You know, your heart is in the right place but if it's going to become a problem for your family to take this little boy just don't. Especially considering how easily he tires. Disney World is not for the faint hearted, it's for the able bodied. I used a pedometer one year and I swear we walked like 40 miles one day at Epcot (alot of going back and forth though). You'd have to get him a stroller or something. The whining worries me too. Disney is a wonderful place but can make the sweetest person tired and cranky. I think you should diplomatically and nicely explain to your friend that there are just too many things going on (her husband, nosy, jealous grandparents) and it's becoming too difficult. Why doesn't the mother go too, no $? Maybe it's time for her and those over zealous, outspoken grandparents to find a way to save for a Disney trip. Good luck!
If someone asked me to take their child to Disney (not me offering) I would be like "HUH" at first (like in complete shock someone would ask me that.). I probably wouldnt take him, but that is because I have 2 whiny kids of my own and adding a 3rd would wear on my nerves.

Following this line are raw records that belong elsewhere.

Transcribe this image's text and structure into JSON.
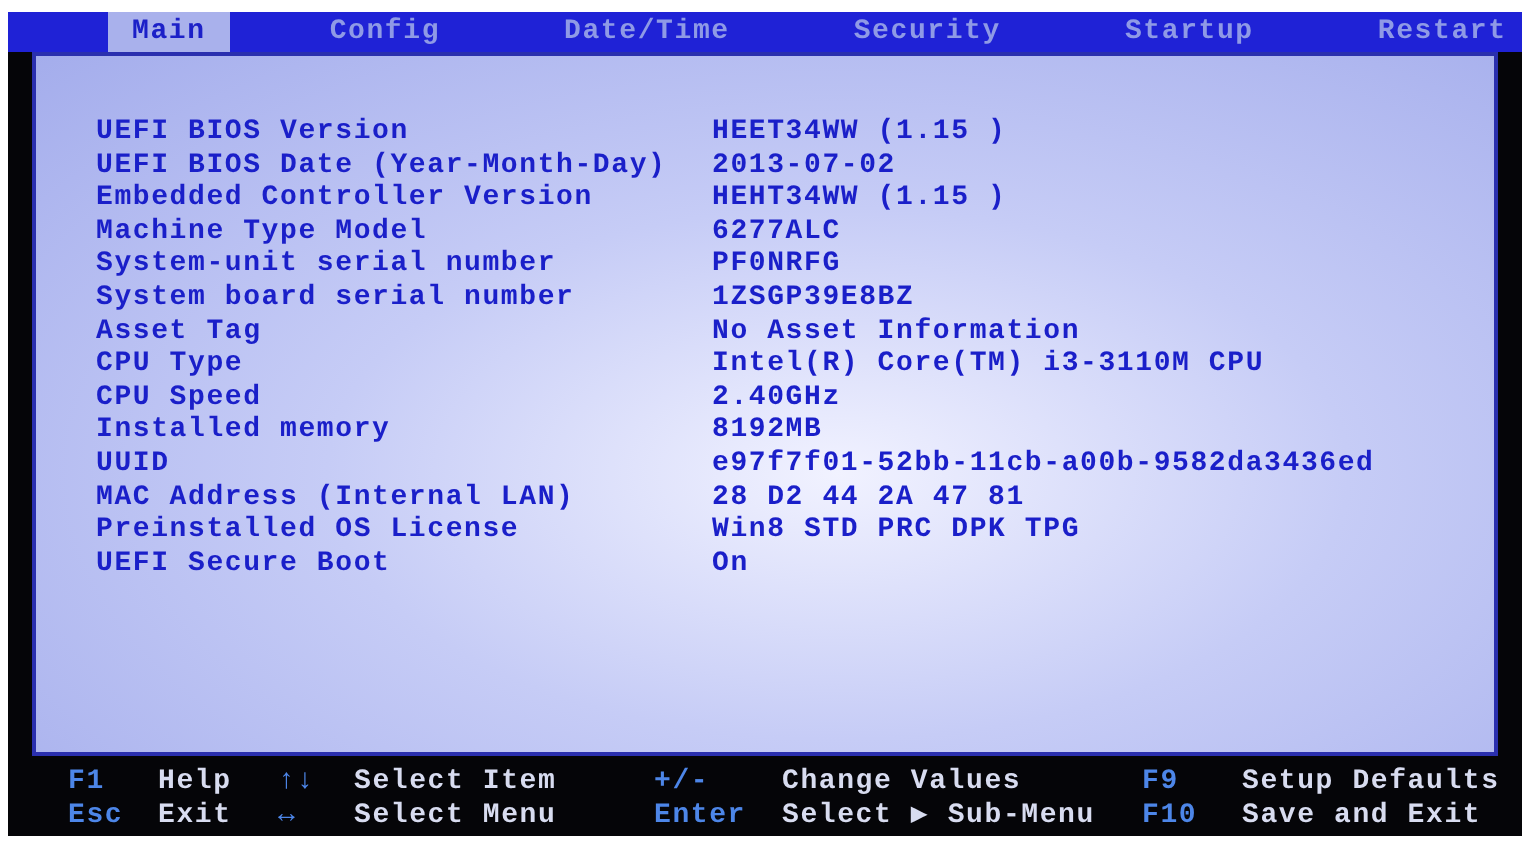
{
  "tabs": [
    {
      "label": "Main",
      "selected": true
    },
    {
      "label": "Config",
      "selected": false
    },
    {
      "label": "Date/Time",
      "selected": false
    },
    {
      "label": "Security",
      "selected": false
    },
    {
      "label": "Startup",
      "selected": false
    },
    {
      "label": "Restart",
      "selected": false
    }
  ],
  "fields": [
    {
      "label": "UEFI BIOS Version",
      "value": "HEET34WW (1.15 )"
    },
    {
      "label": "UEFI BIOS Date (Year-Month-Day)",
      "value": "2013-07-02"
    },
    {
      "label": "Embedded Controller Version",
      "value": "HEHT34WW (1.15 )"
    },
    {
      "label": "Machine Type Model",
      "value": "6277ALC"
    },
    {
      "label": "System-unit serial number",
      "value": "PF0NRFG"
    },
    {
      "label": "System board serial number",
      "value": "1ZSGP39E8BZ"
    },
    {
      "label": "Asset Tag",
      "value": "No Asset Information"
    },
    {
      "label": "CPU Type",
      "value": "Intel(R) Core(TM) i3-3110M CPU"
    },
    {
      "label": "CPU Speed",
      "value": "2.40GHz"
    },
    {
      "label": "Installed memory",
      "value": "8192MB"
    },
    {
      "label": "UUID",
      "value": "e97f7f01-52bb-11cb-a00b-9582da3436ed"
    },
    {
      "label": "MAC Address (Internal LAN)",
      "value": "28 D2 44 2A 47 81"
    },
    {
      "label": "Preinstalled OS License",
      "value": "Win8 STD PRC DPK TPG"
    },
    {
      "label": "UEFI Secure Boot",
      "value": "On"
    }
  ],
  "key_help": [
    [
      {
        "key": "F1",
        "action": "Help"
      },
      {
        "key": "↑↓",
        "action": "Select Item"
      },
      {
        "key": "+/-",
        "action": "Change Values"
      },
      {
        "key": "F9",
        "action": "Setup Defaults"
      }
    ],
    [
      {
        "key": "Esc",
        "action": "Exit"
      },
      {
        "key": "↔",
        "action": "Select Menu"
      },
      {
        "key": "Enter",
        "action": "Select ▶ Sub-Menu"
      },
      {
        "key": "F10",
        "action": "Save and Exit"
      }
    ]
  ]
}
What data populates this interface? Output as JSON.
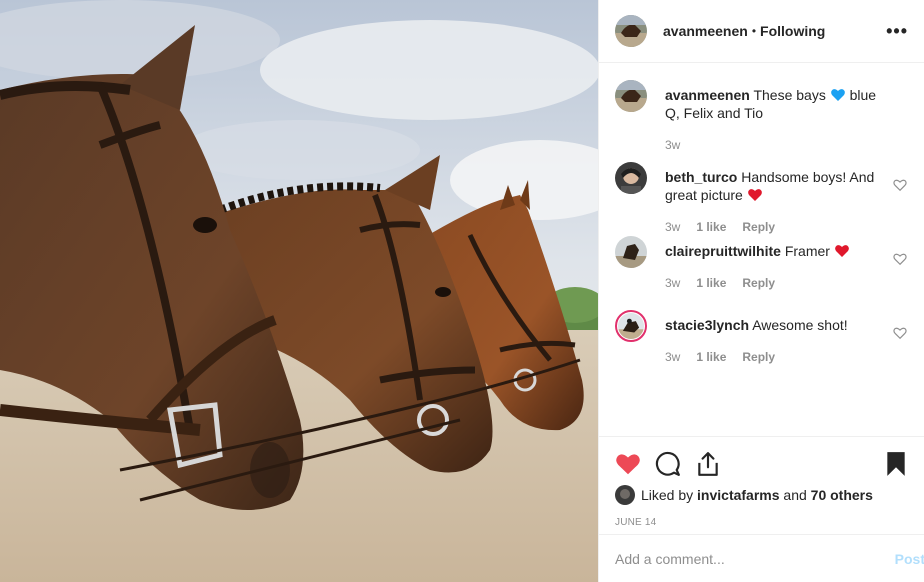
{
  "post": {
    "username": "avanmeenen",
    "separator": "•",
    "follow_status": "Following",
    "more_icon": "more-horizontal-icon"
  },
  "comments": [
    {
      "username": "avanmeenen",
      "text_before": "These bays",
      "emoji": "blue-heart",
      "text_after": "blue Q, Felix and Tio",
      "time": "3w"
    },
    {
      "username": "beth_turco",
      "text": "Handsome boys! And great picture",
      "emoji": "red-heart",
      "time": "3w",
      "likes": "1 like",
      "reply": "Reply"
    },
    {
      "username": "clairepruittwilhite",
      "text": "Framer",
      "emoji": "red-heart",
      "time": "3w",
      "likes": "1 like",
      "reply": "Reply"
    },
    {
      "username": "stacie3lynch",
      "text": "Awesome shot!",
      "time": "3w",
      "likes": "1 like",
      "reply": "Reply"
    }
  ],
  "actions": {
    "liked_prefix": "Liked by",
    "liked_user": "invictafarms",
    "liked_and": "and",
    "liked_others": "70 others",
    "date": "JUNE 14"
  },
  "add_comment": {
    "placeholder": "Add a comment...",
    "post_label": "Post"
  },
  "colors": {
    "like_red": "#ed4956",
    "post_blue_disabled": "#b2dffc",
    "meta_gray": "#8e8e8e"
  }
}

When I read your post, my first thought was I can't believe your friend had the nerve to ask you that. I was also surprised you said yes. I understand being close the family and wanting to do something nice for the boy but that's a lot to take on.
As for her family, personally, I would just ignore them. Who cares what they think? If the parents think they could do a better job of taking the boy to WDW, let them!
The biggest concern I've seen through the post and replies is that your friend is planning to leave her husband but still wants to go to Colorado with him! Although she is your best friend, you might want to just steer clear. When her husband finds out about the trip (which he will at some point), it's just going to get ugly.
I agree with a pp that your heart was in the right place and a trip to WDW is probably the best thing that could happen to this little boy.
I honestly think you should stay clear of the mess that this family is in and go on vacation with your family and have a wonderful time and let them figure things out.Disney is alot of work as well as wonderful and that would just be one more thing to worry about. I 'm sure you are struggling with this but im sure you'll figure it out and have a great vacation.